Fenômeno clínico comumente detectado nas sessões terapêuticas (inclusive se reflete em tratamentos médicos) que apesar dos progressos conquistados o analisado em certa fase fica apegado à sua neurose. Pode ocorrer quando o analista elogia o bom desenvolvimento terapêutico do analisado e em consequência há um agravamento do quadro clínico.

 A RTN é um tipo de resistência do paciente às interpretações do analista devido à recusa e à negação do autoconhecimento; em consequência há um agravamento da situação clínica que pode levar a uma compulsão, à repetição ou acting out*. O progresso da análise fica interrompido devido à resistência à cura com agravamento de sintomas pelo esforço inconsciente de apegar-se ao sofrimento. Há o retorno do que estava recalcado, a causa da neurose. Ocorre a inversão no sentimento do indivíduo, ele não sente culpa, sente-se doente e não prefere a cura, mas a manutenção do sofrimento por necessidade de castigo. A RTN está ligada a Pulsão de Morte. Há outras formas de resistências: transferência negativam defesas narcísicas, renuncia em liberta-se das fixações, formação de sintomas graves, etc.

Freud identifica o fenômeno com a existência de um sentimento de culpa inconsciente inerente a estruturas masoquistas, a necessidade de punição explicado pela Pulsão de Morte, pelo apego ao desprazer, compulsão às repetições. Conhecidas como manifestações resistências.

A RTN funciona como uma força de resistência “à cura especialmente difícil de superar”. Quando se espera um bom progresso das sessões, dá-se o agravamento, demonstrando que o analisado preferiu o sofrimento em lugar da cura.

O estado do paciente, ao invés de melhorar, parece agravar-se ou então o paciente se aferra à doença. Fica descartada a possibilidade de fracasso do processo analítico bem como afirmar que o indivíduo pertence a um tipo impossível de ser analisado ou desacreditar do trabalho do próprio analista. A que se rever o campo transferencial e contratransferencial.

Freud pondera sobre pessoas que sucumbem após verem seus desejos concretizados, não suportam a realização de seus desejos evidenciando a relação direta entre o aumento da intensidade de seu sofrimento face o êxito alcançado. Este tipo de caráter está de acordo com a teoria de que as neuroses se constituem e sendo o seu principal elemento o resultado é de frustações. A frustação interna surge quando uma possível frustação externa foi substituída pela realização do desejo. O Ego tolera a fantasia de realização do desejo, mas não sua realização efetiva. Modificações do meio externo que possam tornar o desejo realizado são rechadas violentamente pelo EGO numa defesa contra este meio externo.

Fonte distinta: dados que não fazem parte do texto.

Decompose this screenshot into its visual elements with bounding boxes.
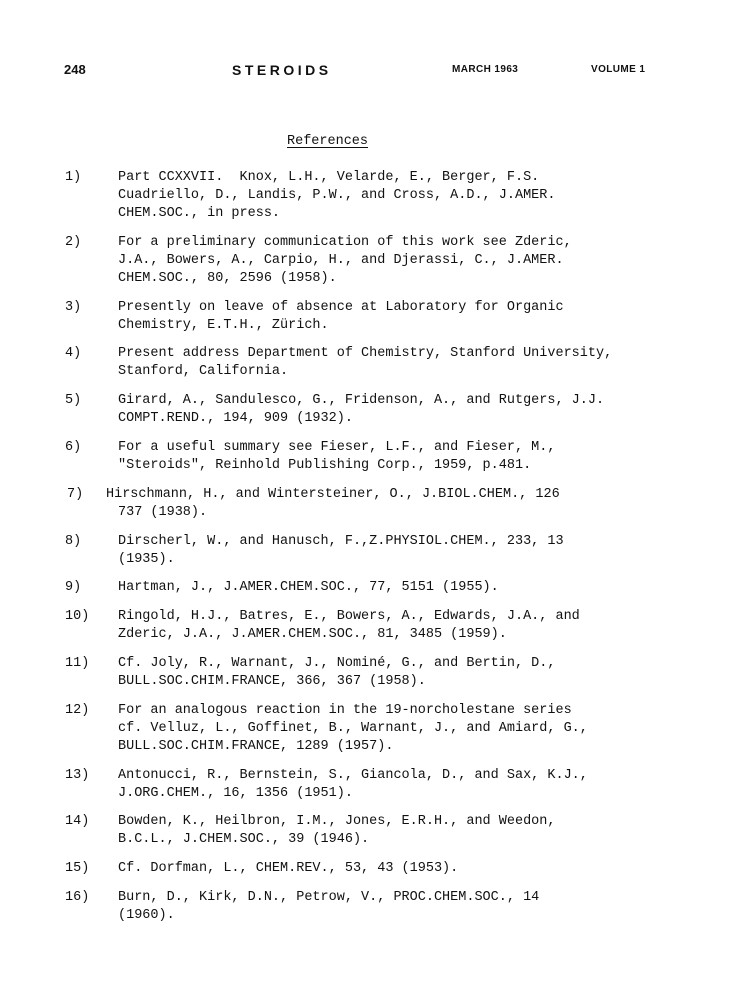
reference-number: 15) (65, 861, 90, 877)
reference-text (118, 169, 678, 223)
reference-line: Dirscherl, W., and Hanusch, F.,Z.PHYSIOL.CHEM., 233, 13 (118, 533, 564, 549)
reference-number: 4) (65, 346, 82, 362)
reference-text (118, 533, 678, 569)
reference-item (0, 439, 731, 475)
reference-number: 10) (65, 609, 90, 625)
reference-number: 7) (67, 486, 84, 502)
reference-text (118, 579, 678, 597)
reference-line: 737 (1938). (118, 504, 208, 520)
reference-line: B.C.L., J.CHEM.SOC., 39 (1946). (118, 832, 370, 848)
reference-item (0, 486, 731, 522)
reference-number: 6) (65, 439, 82, 455)
reference-line: (1935). (118, 551, 175, 567)
reference-item (0, 392, 731, 428)
reference-text (118, 608, 678, 644)
reference-text (118, 813, 678, 849)
reference-text (118, 702, 678, 756)
reference-item (0, 860, 731, 878)
reference-line: Cuadriello, D., Landis, P.W., and Cross, A.D., J.AMER. (118, 188, 556, 203)
references-heading: References (287, 134, 369, 149)
reference-item (0, 533, 731, 569)
reference-line: Burn, D., Kirk, D.N., Petrow, V., PROC.CHEM.SOC., 14 (118, 889, 540, 905)
reference-item (0, 813, 731, 849)
reference-line: Zderic, J.A., J.AMER.CHEM.SOC., 81, 3485 (1959). (118, 627, 507, 643)
reference-number: 9) (65, 580, 82, 596)
reference-number: 16) (65, 889, 90, 905)
reference-line: For an analogous reaction in the 19-norcholestane series (118, 702, 572, 718)
reference-line: BULL.SOC.CHIM.FRANCE, 1289 (1957). (118, 738, 394, 754)
reference-line: For a preliminary communication of this work see Zderic, (118, 234, 572, 250)
reference-item (0, 169, 731, 223)
reference-item (0, 767, 731, 803)
reference-line: Ringold, H.J., Batres, E., Bowers, A., Edwards, J.A., and (118, 609, 580, 625)
reference-line: Presently on leave of absence at Laboratory for Organic (118, 299, 564, 315)
reference-number: 5) (65, 393, 82, 409)
reference-line: BULL.SOC.CHIM.FRANCE, 366, 367 (1958). (118, 673, 426, 689)
reference-item (0, 579, 731, 597)
reference-number: 8) (65, 533, 82, 549)
reference-item (0, 299, 731, 335)
reference-line: For a useful summary see Fieser, L.F., and Fieser, M., (118, 439, 556, 455)
reference-text (118, 234, 678, 288)
reference-line: Present address Department of Chemistry, Stanford University, (118, 346, 613, 362)
reference-number: 12) (65, 702, 90, 718)
reference-text (118, 345, 678, 381)
reference-line: "Steroids", Reinhold Publishing Corp., 1959, p.481. (118, 457, 532, 473)
reference-line: COMPT.REND., 194, 909 (1932). (118, 411, 353, 427)
reference-line: J.A., Bowers, A., Carpio, H., and Djerassi, C., J.AMER. (118, 252, 564, 268)
reference-line: Hartman, J., J.AMER.CHEM.SOC., 77, 5151 (1955). (118, 580, 499, 596)
reference-line: CHEM.SOC., in press. (118, 206, 281, 221)
volume-label: VOLUME 1 (591, 64, 646, 75)
reference-item (0, 345, 731, 381)
reference-line: Part CCXXVII. Knox, L.H., Velarde, E., Berger, F.S. (118, 170, 540, 185)
reference-number: 11) (65, 655, 90, 671)
reference-line: Hirschmann, H., and Wintersteiner, O., J.BIOL.CHEM., 126 (106, 486, 560, 502)
reference-line: J.ORG.CHEM., 16, 1356 (1951). (118, 785, 353, 801)
reference-item (0, 889, 731, 925)
reference-number: 14) (65, 814, 90, 830)
reference-number: 3) (65, 299, 82, 315)
reference-line: Antonucci, R., Bernstein, S., Giancola, D., and Sax, K.J., (118, 767, 588, 783)
journal-title: STEROIDS (232, 62, 332, 78)
reference-list (0, 169, 731, 936)
reference-line: Chemistry, E.T.H., Zürich. (118, 317, 329, 333)
reference-item (0, 655, 731, 691)
reference-line: Cf. Dorfman, L., CHEM.REV., 53, 43 (1953). (118, 861, 459, 877)
reference-line: Cf. Joly, R., Warnant, J., Nominé, G., and Bertin, D., (118, 655, 556, 671)
reference-number: 1) (65, 170, 82, 185)
reference-line: cf. Velluz, L., Goffinet, B., Warnant, J., and Amiard, G., (118, 720, 588, 736)
reference-line: CHEM.SOC., 80, 2596 (1958). (118, 270, 337, 286)
reference-line: Girard, A., Sandulesco, G., Fridenson, A., and Rutgers, J.J. (118, 393, 605, 409)
reference-text (106, 486, 666, 522)
reference-item (0, 608, 731, 644)
running-header (0, 62, 731, 82)
reference-text (118, 439, 678, 475)
issue-date: MARCH 1963 (452, 64, 519, 75)
reference-text (118, 655, 678, 691)
reference-text (118, 767, 678, 803)
reference-line: Bowden, K., Heilbron, I.M., Jones, E.R.H., and Weedon, (118, 814, 556, 830)
reference-line: (1960). (118, 907, 175, 923)
reference-item (0, 702, 731, 756)
reference-item (0, 234, 731, 288)
reference-line: Stanford, California. (118, 364, 289, 380)
reference-text (118, 889, 678, 925)
reference-text (118, 299, 678, 335)
page-number: 248 (64, 62, 86, 77)
reference-text (118, 860, 678, 878)
reference-text (118, 392, 678, 428)
reference-number: 13) (65, 767, 90, 783)
reference-number: 2) (65, 234, 82, 250)
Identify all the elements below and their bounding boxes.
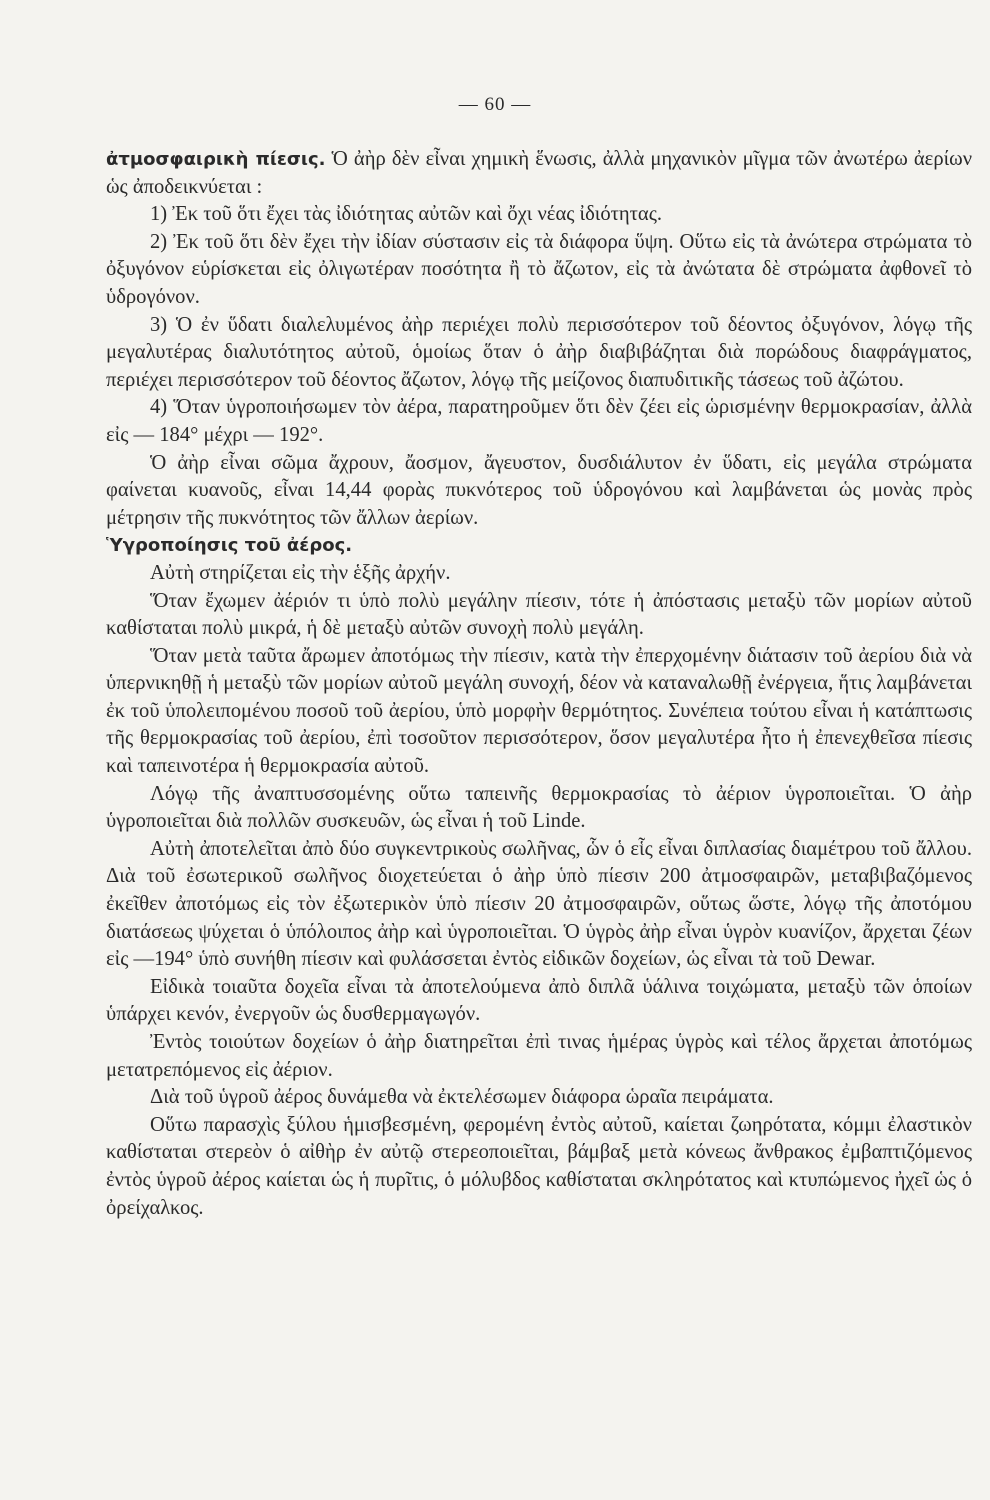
body-text: [106, 146, 972, 1222]
paragraph-5: Ὁ ἀὴρ εἶναι σῶμα ἄχρουν, ἄοσμον, ἄγευστον, δυσδιάλυτον ἐν ὕδατι, εἰς μεγάλα στρώματα φαίνεται κυανοῦς, εἶναι 14,44 φορὰς πυκνότερος τοῦ ὑδρογόνου καὶ λαμβάνεται ὡς μονὰς πρὸς μέτρησιν τῆς πυκνότητος τῶν ἄλλων ἀερίων.: [106, 451, 972, 529]
opening-text: Ὁ ἀὴρ δὲν εἶναι χημικὴ ἕνωσις, ἀλλὰ μηχανικὸν μῖγμα τῶν ἀνωτέρω ἀερίων ὡς ἀποδεικνύεται :: [106, 148, 973, 198]
paragraph-1: 1) Ἐκ τοῦ ὅτι ἔχει τὰς ἰδιότητας αὐτῶν καὶ ὄχι νέας ἰδιότητας.: [150, 203, 663, 226]
section-heading: Ὑγροποίησις τοῦ ἀέρος.: [106, 535, 353, 557]
lead-term: ἀτμοσφαιρικὴ πίεσις.: [106, 149, 326, 170]
paragraph-3: 3) Ὁ ἐν ὕδατι διαλελυμένος ἀὴρ περιέχει πολὺ περισσότερον τοῦ δέοντος ὀξυγόνον, λόγῳ τῆς μεγαλυτέρας διαλυτότητος αὐτοῦ, ὁμοίως ὅταν ὁ ἀὴρ διαβιβάζηται διὰ πορώδους διαφράγματος, περιέχει περισσότερον τοῦ δέοντος ἄζωτον, λόγῳ τῆς μείζονος διαπυδιτικῆς τάσεως τοῦ ἀζώτου.: [106, 313, 972, 391]
section-paragraph-4: Λόγῳ τῆς ἀναπτυσσομένης οὕτω ταπεινῆς θερμοκρασίας τὸ ἀέριον ὑγροποιεῖται. Ὁ ἀὴρ ὑγροποιεῖται διὰ πολλῶν συσκευῶν, ὡς εἶναι ἡ τοῦ Linde.: [106, 782, 972, 833]
section-paragraph-1: Αὐτὴ στηρίζεται εἰς τὴν ἑξῆς ἀρχήν.: [150, 561, 451, 584]
section-paragraph-6: Εἰδικὰ τοιαῦτα δοχεῖα εἶναι τὰ ἀποτελούμενα ἀπὸ διπλᾶ ὑάλινα τοιχώματα, μεταξὺ τῶν ὁποίων ὑπάρχει κενόν, ἐνεργοῦν ὡς δυσθερμαγωγόν.: [106, 975, 972, 1026]
section-paragraph-7: Ἐντὸς τοιούτων δοχείων ὁ ἀὴρ διατηρεῖται ἐπὶ τινας ἡμέρας ὑγρὸς καὶ τέλος ἄρχεται ἀποτόμως μετατρεπόμενος εἰς ἀέριον.: [106, 1031, 972, 1081]
paragraph-4: 4) Ὅταν ὑγροποιήσωμεν τὸν ἀέρα, παρατηροῦμεν ὅτι δὲν ζέει εἰς ὡρισμένην θερμοκρασίαν, ἀλλὰ εἰς — 184° μέχρι — 192°.: [106, 396, 972, 446]
section-paragraph-2: Ὅταν ἔχωμεν ἀέριόν τι ὑπὸ πολὺ μεγάλην πίεσιν, τότε ἡ ἀπόστασις μεταξὺ τῶν μορίων αὐτοῦ καθίσταται πολὺ μικρά, ἡ δὲ μεταξὺ αὐτῶν συνοχὴ πολὺ μεγάλη.: [106, 589, 972, 640]
section-paragraph-5: Αὐτὴ ἀποτελεῖται ἀπὸ δύο συγκεντρικοὺς σωλῆνας, ὧν ὁ εἷς εἶναι διπλασίας διαμέτρου τοῦ ἄλλου. Διὰ τοῦ ἐσωτερικοῦ σωλῆνος διοχετεύεται ὁ ἀὴρ ὑπὸ πίεσιν 200 ἀτμοσφαιρῶν, μεταβιβαζόμενος ἐκεῖθεν ἀποτόμως εἰς τὸν ἐξωτερικὸν ὑπὸ πίεσιν 20 ἀτμοσφαιρῶν, οὕτως ὥστε, λόγῳ τῆς ἀποτόμου διατάσεως ψύχεται ὁ ὑπόλοιπος ἀὴρ καὶ ὑγροποιεῖται. Ὁ ὑγρὸς ἀὴρ εἶναι ὑγρὸν κυανίζον, ἄρχεται ζέων εἰς —194° ὑπὸ συνήθη πίεσιν καὶ φυλάσσεται ἐντὸς εἰδικῶν δοχείων, ὡς εἶναι τὰ τοῦ Dewar.: [106, 837, 972, 971]
section-paragraph-3: Ὅταν μετὰ ταῦτα ἄρωμεν ἀποτόμως τὴν πίεσιν, κατὰ τὴν ἐπερχομένην διάτασιν τοῦ ἀερίου διὰ νὰ ὑπερνικηθῇ ἡ μεταξὺ τῶν μορίων αὐτοῦ μεγάλη συνοχή, δέον νὰ καταναλωθῇ ἐνέργεια, ἥτις λαμβάνεται ἐκ τοῦ ὑπολειπομένου ποσοῦ τοῦ ἀερίου, ὑπὸ μορφὴν θερμότητος. Συνέπεια τούτου εἶναι ἡ κατάπτωσις τῆς θερμοκρασίας τοῦ ἀερίου, ἐπὶ τοσοῦτον περισσότερον, ὅσον μεγαλυτέρα ἦτο ἡ ἐπενεχθεῖσα πίεσις καὶ ταπεινοτέρα ἡ θερμοκρασία αὐτοῦ.: [106, 644, 972, 778]
section-paragraph-8: Διὰ τοῦ ὑγροῦ ἀέρος δυνάμεθα νὰ ἐκτελέσωμεν διάφορα ὡραῖα πειράματα.: [150, 1086, 774, 1109]
paragraph-2: 2) Ἐκ τοῦ ὅτι δὲν ἔχει τὴν ἰδίαν σύστασιν εἰς τὰ διάφορα ὕψη. Οὕτω εἰς τὰ ἀνώτερα στρώματα τὸ ὀξυγόνον εὑρίσκεται εἰς ὀλιγωτέραν ποσότητα ἢ τὸ ἄζωτον, εἰς τὰ ἀνώτατα δὲ στρώματα ἀφθονεῖ τὸ ὑδρογόνον.: [106, 230, 972, 308]
section-paragraph-9: Οὕτω παρασχὶς ξύλου ἡμισβεσμένη, φερομένη ἐντὸς αὐτοῦ, καίεται ζωηρότατα, κόμμι ἐλαστικὸν καθίσταται στερεὸν ὁ αἰθὴρ ἐν αὐτῷ στερεοποιεῖται, βάμβαξ μετὰ κόνεως ἄνθρακος ἐμβαπτιζόμενος ἐντὸς ὑγροῦ ἀέρος καίεται ὡς ἡ πυρῖτις, ὁ μόλυβδος καθίσταται σκληρότατος καὶ κτυπώμενος ἠχεῖ ὡς ὁ ὀρείχαλκος.: [106, 1113, 972, 1219]
opening-paragraph: [106, 146, 972, 201]
page-number: — 60 —: [458, 94, 532, 115]
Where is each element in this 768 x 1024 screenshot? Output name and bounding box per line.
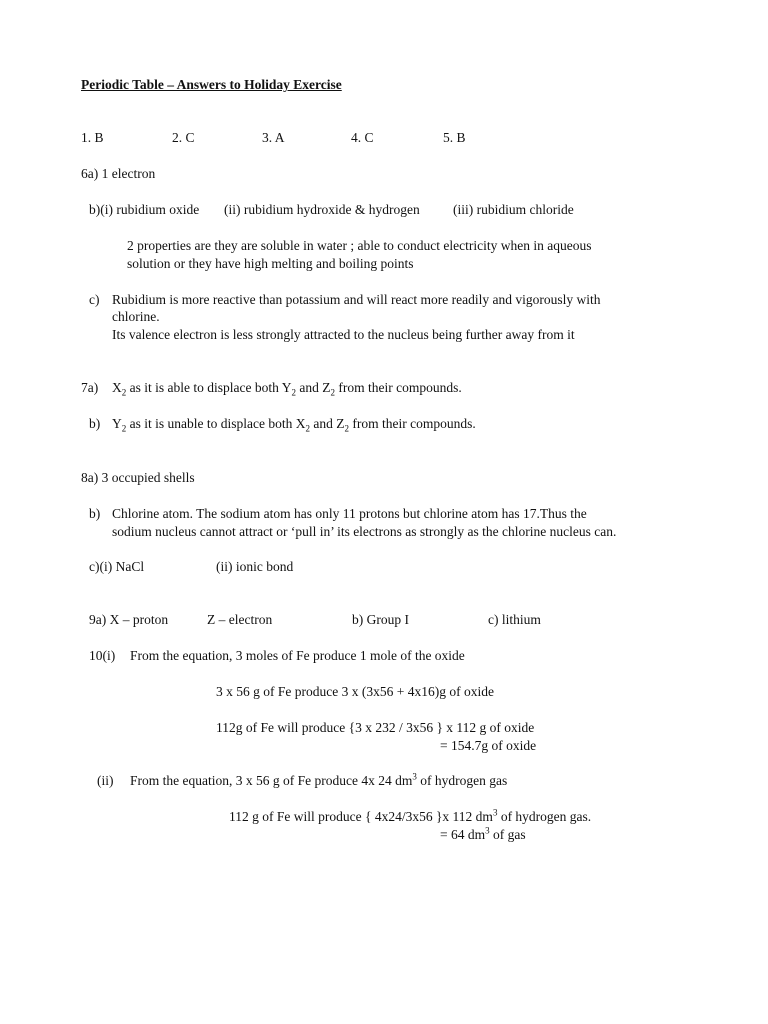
q10-ii-statement: From the equation, 3 x 56 g of Fe produce 4x 24 $dm^3$ of hydrogen gas <box>130 771 508 788</box>
q8b-line-1: Chlorine atom. The sodium atom has only 11 protons but chlorine atom has 17.Thus the <box>112 506 587 521</box>
q6c-label: c) <box>89 292 100 307</box>
q9b-answer: b) Group I <box>352 612 409 627</box>
q10-ii-result: = 64 $dm^3$ of gas <box>440 825 526 842</box>
q6-properties-line-2: solution or they have high melting and boiling points <box>127 256 414 271</box>
mcq-answer-4: 4. C <box>351 130 374 145</box>
q7a-label: 7a) <box>81 380 99 395</box>
q6b-i-answer: b)(i) rubidium oxide <box>89 202 200 217</box>
q9a-z-answer: Z – electron <box>207 612 273 627</box>
q8b-line-2: sodium nucleus cannot attract or ‘pull in’ its electrons as strongly as the chlorine nucleus can. <box>112 524 617 539</box>
q6-properties-line-1: 2 properties are they are soluble in water ; able to conduct electricity when in aqueous <box>127 238 592 253</box>
mcq-answer-5: 5. B <box>443 130 466 145</box>
q6c-line-2: chlorine. <box>112 309 160 324</box>
mcq-answer-3: 3. A <box>262 130 285 145</box>
q8b-label: b) <box>89 506 101 521</box>
q6a-answer: 6a) 1 electron <box>81 166 156 181</box>
q6c-line-3: Its valence electron is less strongly attracted to the nucleus being further away from it <box>112 327 575 342</box>
q10-ii-label: (ii) <box>97 773 114 788</box>
q8c-i-answer: c)(i) NaCl <box>89 559 145 574</box>
q10-i-result: = 154.7g of oxide <box>440 738 537 753</box>
mcq-answer-2: 2. C <box>172 130 195 145</box>
page-title: Periodic Table – Answers to Holiday Exercise <box>81 77 342 92</box>
q8a-answer: 8a) 3 occupied shells <box>81 470 195 485</box>
q8c-ii-answer: (ii) ionic bond <box>216 559 294 574</box>
q6b-iii-answer: (iii) rubidium chloride <box>453 202 574 217</box>
q10-i-working-line-1: 3 x 56 g of Fe produce 3 x (3x56 + 4x16)g of oxide <box>216 684 494 699</box>
mcq-answer-1: 1. B <box>81 130 104 145</box>
q9a-answer: 9a) X – proton <box>89 612 169 627</box>
q10-i-statement: From the equation, 3 moles of Fe produce 1 mole of the oxide <box>130 648 465 663</box>
q10-i-working-line-2: 112g of Fe will produce {3 x 232 / 3x56 } x 112 g of oxide <box>216 720 535 735</box>
q7b-label: b) <box>89 416 101 431</box>
q10-i-label: 10(i) <box>89 648 116 663</box>
q7a-answer: $X_2$ as it is able to displace both $Y_2$ and $Z_2$ from their compounds. <box>112 380 462 398</box>
q9c-answer: c) lithium <box>488 612 541 627</box>
q10-ii-working-line: 112 g of Fe will produce { 4x24/3x56 }x 112 $dm^3$ of hydrogen gas. <box>229 807 592 824</box>
q7b-answer: $Y_2$ as it is unable to displace both $X_2$ and $Z_2$ from their compounds. <box>112 416 476 434</box>
q6b-ii-answer: (ii) rubidium hydroxide & hydrogen <box>224 202 420 217</box>
q6c-line-1: Rubidium is more reactive than potassium and will react more readily and vigorously with <box>112 292 601 307</box>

O sentimento de culpa, intimamente relacionado ao complexo de Édipo, impede o indivíduo suportar o êxito do desejo realizado. Vale ressaltar que há diferença entre RTN e uma organização psíquica em indivíduos arruinados pelo êxito, esta Freud classifica como um tipo de caráter.

Freud detectou a reação negativa e a compulsão à repetição compreendendo que a reação indicava um modo característico do indivíduo que diante de uma proibição e continua a realizar a atividade para posteriormente acatá-la, promovendo uma tentativa de ser ativo na situação permitindo-se parar a seu próprio tempo para não acatar a autoridade de outrem. Há cada solução encontrada há um contradizer o efeito, agravando o sintoma já elucidado. Como crianças repreendidas por excesso de barulho, antes de cessar, o repetem com mais violência, para somente parar aparentemente por vontade própria desobedecendo a proibição temporariamente. Neste interstício dá-se o agravamento dos sintomas os quais já estariam elucidados. É o que ocorre com alguns indivíduos, excluídas as considerações quanto à rebeldia contra o analista e um desejo de superioridade, conclui-se que há uma reação inversa à cura.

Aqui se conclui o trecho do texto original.